Segundo ele, os contratos verbais começaram a 'vigorar' em junho deste ano e tiveram duração de pouco mais de um mês. No relatório da intervenção, anexado aos autos da ação, o interventor menciona que extinguiu a prestação de serviço desses laboratórios, nas AMEs, em 27 de julho. De acordo com Marcondes Diógenes, até o momento, nenhum dos três laboratórios enviou fatura referente aos serviços prestados, apesar de solicitação nesse sentido feita pelo interventor.
Marcondes Diógenes foi escalado pelo Ministério Público do Rio Grande do Norte para a intervenção judicial desde a deflagração da Operação Assepsia, em 27 de junho. Segundo ele, a situação dos sub-contratos na UPA Pajuçara é a mesma. "Apesar do laboratório trabalhar, em uma sala, na própria UPA, desde 2010, não há contrato formal, nem registro de pagamentos", afirmou Marcondes Diógenes.
Na UPA Pajuçara quem presta o serviço é o Laboratório Zona Sul. Por se tratar de um serviço de urgência, o 'contrato' está sendo avaliado com cautela. "Lá tem funcionado direito, até porque os exames saem na hora. Estamos analisando, com cuidado, uma opção de adequação, seja com este laboratório ou com outro".

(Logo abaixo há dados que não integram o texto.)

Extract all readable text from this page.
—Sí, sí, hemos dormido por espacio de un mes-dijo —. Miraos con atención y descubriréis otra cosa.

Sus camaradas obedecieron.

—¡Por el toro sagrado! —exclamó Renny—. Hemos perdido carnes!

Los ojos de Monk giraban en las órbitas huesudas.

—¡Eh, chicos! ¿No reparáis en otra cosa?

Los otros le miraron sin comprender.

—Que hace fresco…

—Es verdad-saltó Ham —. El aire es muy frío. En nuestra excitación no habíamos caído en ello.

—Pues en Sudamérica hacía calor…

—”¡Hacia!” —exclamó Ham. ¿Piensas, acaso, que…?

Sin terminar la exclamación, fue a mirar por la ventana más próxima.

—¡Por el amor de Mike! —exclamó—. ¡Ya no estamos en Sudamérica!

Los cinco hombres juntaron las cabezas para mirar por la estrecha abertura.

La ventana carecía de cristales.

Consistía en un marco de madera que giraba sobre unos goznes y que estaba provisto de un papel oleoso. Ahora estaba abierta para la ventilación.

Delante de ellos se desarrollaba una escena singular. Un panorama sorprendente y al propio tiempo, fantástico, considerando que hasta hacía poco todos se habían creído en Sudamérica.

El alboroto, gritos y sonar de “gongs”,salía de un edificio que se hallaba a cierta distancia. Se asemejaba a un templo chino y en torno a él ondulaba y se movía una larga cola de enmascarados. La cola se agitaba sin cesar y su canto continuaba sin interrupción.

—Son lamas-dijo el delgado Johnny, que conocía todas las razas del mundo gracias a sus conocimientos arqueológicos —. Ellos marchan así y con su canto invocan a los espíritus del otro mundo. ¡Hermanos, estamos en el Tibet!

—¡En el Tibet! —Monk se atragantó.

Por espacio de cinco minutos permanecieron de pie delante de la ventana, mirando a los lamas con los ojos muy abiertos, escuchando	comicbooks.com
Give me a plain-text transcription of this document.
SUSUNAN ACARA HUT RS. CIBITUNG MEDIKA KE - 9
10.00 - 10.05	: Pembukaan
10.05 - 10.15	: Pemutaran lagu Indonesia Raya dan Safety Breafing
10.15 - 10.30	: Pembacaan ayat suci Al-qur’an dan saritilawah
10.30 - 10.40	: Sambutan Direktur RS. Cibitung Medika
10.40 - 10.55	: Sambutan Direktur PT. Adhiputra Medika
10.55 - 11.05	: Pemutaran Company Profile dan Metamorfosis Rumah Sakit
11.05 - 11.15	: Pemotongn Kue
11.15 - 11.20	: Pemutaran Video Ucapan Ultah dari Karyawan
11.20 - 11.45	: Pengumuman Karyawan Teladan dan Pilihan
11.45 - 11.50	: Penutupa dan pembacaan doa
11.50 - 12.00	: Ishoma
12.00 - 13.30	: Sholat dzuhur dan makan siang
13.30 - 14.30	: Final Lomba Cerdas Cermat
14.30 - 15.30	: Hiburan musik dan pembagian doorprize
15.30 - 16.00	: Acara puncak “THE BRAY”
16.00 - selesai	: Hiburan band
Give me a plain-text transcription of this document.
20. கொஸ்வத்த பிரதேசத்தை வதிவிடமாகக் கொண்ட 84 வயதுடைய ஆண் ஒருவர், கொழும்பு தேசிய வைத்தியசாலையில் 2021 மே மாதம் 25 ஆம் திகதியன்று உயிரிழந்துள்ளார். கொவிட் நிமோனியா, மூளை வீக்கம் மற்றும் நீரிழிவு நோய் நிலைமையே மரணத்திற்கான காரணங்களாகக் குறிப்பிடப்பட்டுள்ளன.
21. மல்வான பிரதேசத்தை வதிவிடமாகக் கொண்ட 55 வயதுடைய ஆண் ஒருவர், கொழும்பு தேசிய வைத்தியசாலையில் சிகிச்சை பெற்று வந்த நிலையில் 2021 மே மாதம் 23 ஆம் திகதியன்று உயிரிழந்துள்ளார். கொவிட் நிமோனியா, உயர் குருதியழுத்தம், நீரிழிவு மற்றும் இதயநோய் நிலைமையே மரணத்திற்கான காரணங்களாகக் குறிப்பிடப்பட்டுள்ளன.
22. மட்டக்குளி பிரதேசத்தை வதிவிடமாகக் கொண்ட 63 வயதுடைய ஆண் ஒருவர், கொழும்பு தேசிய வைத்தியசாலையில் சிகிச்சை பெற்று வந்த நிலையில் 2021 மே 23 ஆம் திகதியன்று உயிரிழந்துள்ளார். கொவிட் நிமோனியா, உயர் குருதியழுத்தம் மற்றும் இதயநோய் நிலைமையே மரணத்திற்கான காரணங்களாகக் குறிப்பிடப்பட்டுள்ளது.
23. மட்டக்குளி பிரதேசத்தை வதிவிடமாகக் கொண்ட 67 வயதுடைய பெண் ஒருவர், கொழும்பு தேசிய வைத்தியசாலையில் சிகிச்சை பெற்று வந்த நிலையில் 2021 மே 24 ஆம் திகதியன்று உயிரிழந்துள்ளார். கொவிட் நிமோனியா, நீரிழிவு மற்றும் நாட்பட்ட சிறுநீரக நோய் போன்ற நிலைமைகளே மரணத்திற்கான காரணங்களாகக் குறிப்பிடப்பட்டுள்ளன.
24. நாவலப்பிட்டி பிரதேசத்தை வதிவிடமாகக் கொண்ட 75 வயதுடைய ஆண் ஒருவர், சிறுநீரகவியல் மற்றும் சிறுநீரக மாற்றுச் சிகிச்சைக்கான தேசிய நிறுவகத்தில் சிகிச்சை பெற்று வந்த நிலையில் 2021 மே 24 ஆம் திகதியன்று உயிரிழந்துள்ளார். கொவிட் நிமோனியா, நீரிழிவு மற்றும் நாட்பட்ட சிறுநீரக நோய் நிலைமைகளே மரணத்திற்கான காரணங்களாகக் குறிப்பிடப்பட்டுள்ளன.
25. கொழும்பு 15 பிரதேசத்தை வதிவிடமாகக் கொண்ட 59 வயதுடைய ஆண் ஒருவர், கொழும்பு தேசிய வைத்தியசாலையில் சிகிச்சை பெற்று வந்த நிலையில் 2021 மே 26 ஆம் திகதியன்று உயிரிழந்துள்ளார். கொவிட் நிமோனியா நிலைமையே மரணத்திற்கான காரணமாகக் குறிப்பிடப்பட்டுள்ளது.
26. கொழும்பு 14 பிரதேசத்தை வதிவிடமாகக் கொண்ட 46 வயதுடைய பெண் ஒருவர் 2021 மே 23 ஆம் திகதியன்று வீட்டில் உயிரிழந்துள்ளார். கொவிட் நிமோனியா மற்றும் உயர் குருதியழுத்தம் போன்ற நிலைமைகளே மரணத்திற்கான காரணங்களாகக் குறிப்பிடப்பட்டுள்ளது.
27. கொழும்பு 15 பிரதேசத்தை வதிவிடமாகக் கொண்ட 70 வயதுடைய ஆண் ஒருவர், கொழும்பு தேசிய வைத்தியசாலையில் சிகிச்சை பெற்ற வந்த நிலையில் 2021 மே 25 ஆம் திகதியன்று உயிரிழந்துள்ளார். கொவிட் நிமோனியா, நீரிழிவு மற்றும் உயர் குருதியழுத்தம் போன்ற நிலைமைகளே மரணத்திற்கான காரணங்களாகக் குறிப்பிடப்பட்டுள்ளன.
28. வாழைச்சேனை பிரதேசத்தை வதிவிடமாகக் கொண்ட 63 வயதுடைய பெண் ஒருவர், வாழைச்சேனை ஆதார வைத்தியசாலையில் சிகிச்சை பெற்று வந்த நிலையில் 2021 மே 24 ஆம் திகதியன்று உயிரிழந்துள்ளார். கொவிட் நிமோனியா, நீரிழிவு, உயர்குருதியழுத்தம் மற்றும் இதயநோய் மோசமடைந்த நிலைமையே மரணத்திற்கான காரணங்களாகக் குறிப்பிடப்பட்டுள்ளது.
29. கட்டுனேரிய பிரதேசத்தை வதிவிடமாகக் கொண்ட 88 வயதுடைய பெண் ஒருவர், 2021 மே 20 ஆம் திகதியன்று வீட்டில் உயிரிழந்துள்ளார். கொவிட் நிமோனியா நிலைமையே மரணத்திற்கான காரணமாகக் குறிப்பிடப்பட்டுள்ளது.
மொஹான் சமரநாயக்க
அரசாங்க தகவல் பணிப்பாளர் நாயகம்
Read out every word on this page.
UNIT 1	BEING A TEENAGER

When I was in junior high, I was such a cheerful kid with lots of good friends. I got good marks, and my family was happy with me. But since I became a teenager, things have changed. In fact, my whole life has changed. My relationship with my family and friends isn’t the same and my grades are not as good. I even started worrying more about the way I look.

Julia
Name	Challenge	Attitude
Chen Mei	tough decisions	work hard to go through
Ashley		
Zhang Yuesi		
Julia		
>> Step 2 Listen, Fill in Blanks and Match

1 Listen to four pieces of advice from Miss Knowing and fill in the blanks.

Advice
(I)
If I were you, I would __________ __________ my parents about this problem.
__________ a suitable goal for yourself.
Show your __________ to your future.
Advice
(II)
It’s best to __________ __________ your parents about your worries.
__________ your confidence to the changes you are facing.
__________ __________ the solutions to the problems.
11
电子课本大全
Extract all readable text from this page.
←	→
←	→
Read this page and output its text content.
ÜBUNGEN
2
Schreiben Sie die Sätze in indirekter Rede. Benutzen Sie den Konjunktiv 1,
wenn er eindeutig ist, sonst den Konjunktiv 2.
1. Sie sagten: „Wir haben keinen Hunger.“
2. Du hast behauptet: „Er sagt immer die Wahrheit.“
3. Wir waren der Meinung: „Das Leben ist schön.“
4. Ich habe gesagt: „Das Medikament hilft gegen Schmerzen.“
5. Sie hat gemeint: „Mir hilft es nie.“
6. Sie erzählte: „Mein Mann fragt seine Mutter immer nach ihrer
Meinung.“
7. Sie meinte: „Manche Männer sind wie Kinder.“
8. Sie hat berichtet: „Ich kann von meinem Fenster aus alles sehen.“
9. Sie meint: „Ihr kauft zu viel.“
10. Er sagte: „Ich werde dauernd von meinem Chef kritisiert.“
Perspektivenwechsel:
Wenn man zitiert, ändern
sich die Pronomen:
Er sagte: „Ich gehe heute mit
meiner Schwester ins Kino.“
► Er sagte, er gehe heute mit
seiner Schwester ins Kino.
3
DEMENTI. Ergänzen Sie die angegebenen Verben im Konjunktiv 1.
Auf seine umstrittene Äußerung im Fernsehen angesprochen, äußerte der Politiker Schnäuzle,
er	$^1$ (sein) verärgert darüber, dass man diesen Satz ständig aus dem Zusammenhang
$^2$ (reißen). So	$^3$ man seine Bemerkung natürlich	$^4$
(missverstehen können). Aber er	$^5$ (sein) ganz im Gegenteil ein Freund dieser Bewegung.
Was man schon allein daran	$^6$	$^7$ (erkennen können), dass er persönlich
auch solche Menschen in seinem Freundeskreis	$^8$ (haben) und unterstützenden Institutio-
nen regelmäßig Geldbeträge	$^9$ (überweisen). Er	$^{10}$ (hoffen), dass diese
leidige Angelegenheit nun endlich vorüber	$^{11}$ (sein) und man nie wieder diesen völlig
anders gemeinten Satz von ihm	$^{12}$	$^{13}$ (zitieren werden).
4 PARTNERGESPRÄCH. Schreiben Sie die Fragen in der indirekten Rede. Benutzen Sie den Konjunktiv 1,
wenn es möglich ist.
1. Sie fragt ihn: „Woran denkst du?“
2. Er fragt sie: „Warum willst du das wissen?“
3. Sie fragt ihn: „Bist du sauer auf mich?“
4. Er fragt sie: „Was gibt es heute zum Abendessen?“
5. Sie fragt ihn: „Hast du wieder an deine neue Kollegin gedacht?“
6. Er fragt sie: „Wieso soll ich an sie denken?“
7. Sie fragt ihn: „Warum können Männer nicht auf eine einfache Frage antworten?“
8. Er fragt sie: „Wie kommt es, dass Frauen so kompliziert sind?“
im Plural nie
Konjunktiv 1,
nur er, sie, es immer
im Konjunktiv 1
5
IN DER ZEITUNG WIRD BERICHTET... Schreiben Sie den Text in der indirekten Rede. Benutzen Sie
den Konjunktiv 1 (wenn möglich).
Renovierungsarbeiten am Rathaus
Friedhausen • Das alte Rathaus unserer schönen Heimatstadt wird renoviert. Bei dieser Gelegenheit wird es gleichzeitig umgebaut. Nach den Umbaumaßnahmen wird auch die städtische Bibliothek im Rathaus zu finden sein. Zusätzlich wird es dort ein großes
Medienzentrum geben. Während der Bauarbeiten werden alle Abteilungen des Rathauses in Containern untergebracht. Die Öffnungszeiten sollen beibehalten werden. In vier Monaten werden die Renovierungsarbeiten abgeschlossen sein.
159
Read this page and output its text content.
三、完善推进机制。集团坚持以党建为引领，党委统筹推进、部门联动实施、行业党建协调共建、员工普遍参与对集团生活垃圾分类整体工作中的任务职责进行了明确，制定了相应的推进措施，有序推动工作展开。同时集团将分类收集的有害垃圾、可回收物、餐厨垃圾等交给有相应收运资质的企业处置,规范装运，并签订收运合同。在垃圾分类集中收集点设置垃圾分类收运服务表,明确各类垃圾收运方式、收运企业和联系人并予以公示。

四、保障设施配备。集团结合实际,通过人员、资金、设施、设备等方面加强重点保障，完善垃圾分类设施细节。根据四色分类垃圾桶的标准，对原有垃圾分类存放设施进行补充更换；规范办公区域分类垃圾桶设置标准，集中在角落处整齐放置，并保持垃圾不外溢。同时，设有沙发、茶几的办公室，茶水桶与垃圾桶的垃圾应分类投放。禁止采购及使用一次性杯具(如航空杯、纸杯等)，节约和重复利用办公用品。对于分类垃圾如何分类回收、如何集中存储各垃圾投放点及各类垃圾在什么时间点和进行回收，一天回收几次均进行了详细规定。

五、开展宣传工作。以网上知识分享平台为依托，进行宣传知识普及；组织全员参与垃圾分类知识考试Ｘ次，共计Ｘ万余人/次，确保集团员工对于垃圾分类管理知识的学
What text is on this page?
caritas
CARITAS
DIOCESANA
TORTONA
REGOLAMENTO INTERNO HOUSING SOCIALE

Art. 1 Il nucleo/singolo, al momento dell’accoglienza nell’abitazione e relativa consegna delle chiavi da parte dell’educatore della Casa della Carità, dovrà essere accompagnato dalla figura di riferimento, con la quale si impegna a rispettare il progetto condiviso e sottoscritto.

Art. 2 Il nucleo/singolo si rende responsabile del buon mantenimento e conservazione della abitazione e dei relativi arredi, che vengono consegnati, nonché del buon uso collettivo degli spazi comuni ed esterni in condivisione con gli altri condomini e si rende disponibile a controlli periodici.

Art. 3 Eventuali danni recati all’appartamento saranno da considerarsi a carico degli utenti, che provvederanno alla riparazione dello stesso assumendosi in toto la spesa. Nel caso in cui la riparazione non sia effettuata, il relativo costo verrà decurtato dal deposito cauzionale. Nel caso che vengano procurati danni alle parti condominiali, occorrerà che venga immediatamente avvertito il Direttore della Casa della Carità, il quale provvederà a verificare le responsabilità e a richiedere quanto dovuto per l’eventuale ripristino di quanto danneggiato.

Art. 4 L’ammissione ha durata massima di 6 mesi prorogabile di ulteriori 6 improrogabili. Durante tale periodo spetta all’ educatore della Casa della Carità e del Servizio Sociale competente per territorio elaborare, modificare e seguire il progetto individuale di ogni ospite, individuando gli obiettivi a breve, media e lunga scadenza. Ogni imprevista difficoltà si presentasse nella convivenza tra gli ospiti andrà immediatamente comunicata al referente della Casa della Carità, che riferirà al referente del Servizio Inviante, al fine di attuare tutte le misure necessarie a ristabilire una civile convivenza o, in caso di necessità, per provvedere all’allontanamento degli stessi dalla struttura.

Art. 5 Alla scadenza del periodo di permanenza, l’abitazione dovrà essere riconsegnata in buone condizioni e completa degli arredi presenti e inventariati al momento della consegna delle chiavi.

Interventor extingue contratos de comunicação
Entre as medidas efetivadas pela intervenção judicial no contrato da Marca, está a extinção de três contratos de publicidade e assessoria de comunicação. A justificativa de Marcondes Diógenes é a dificuldade financeira da Secretaria Municipal de Saúde em honrar com todos os custos da parceria com a OS. "O motivo determinante para a rescisão dos contratos se lastreou em dificuldade financeira por parte da municipalidade, como também, não foi sopesado como essencial para a manutenção dos serviços à população", diz o relatório.
Os três contratos resultavam em R$ 20.850 de gastos dentro da parceria Marca/Secretaria de Saúde. Deste montante, R$ 7,6 mil era destinado para a empresa de assessoria de comunicação; R$ 9,5 mil para a publicidade das AMEs; e R$ 3.750 para a publicidade da UPA de Pajuçara. As referidas empresas afirmam que há débitos da Prefeitura relativos "há vários meses".
Acordo verbal reduziu carga horária de médicos
Outro fato encontrado durante a intervenção judicial é a carga horária dos médicos das AMEs. Há duas entidades contratadas para fornecer mão de obra: a Cooperativa dos Médicos do RN e a Salute Sociale, sendo a última acusada pelo Ministério Público de participar de supostas irregularidades no contrato com a Marca. Os médicos, segundo o interventor Marcondes Diógenes, estão com uma carga horária de quatro horas, quando o horário normal seria de seis horas. A questão foi enviada ao MPE.
O presidente da Cooperativa dos Médicos, Fernando Pinto, explicou que houve uma confusão na interpretação. Ele afirma que o ambulatório não é feito no regime de plantão. "Não há demanda espontânea. No ambulatório, as pessoas são atendidas mediante consultas marcadas. O médico deve atender pelo menos 20 pacientes por turno. Isso está sendo cumprido", explica. E complementa: "Ao invés de chegar às 07h, os médicos chegam às 08h. Esse tempo de uma hora é utilizado para distribuir fichas, pesar os pacientes, medir a pressão, etc. Quando o médico chega está tudo pronto".
A alteração foi feita, segundo o presidente da Coopmed, com a concordância da Secretaria de Saúde.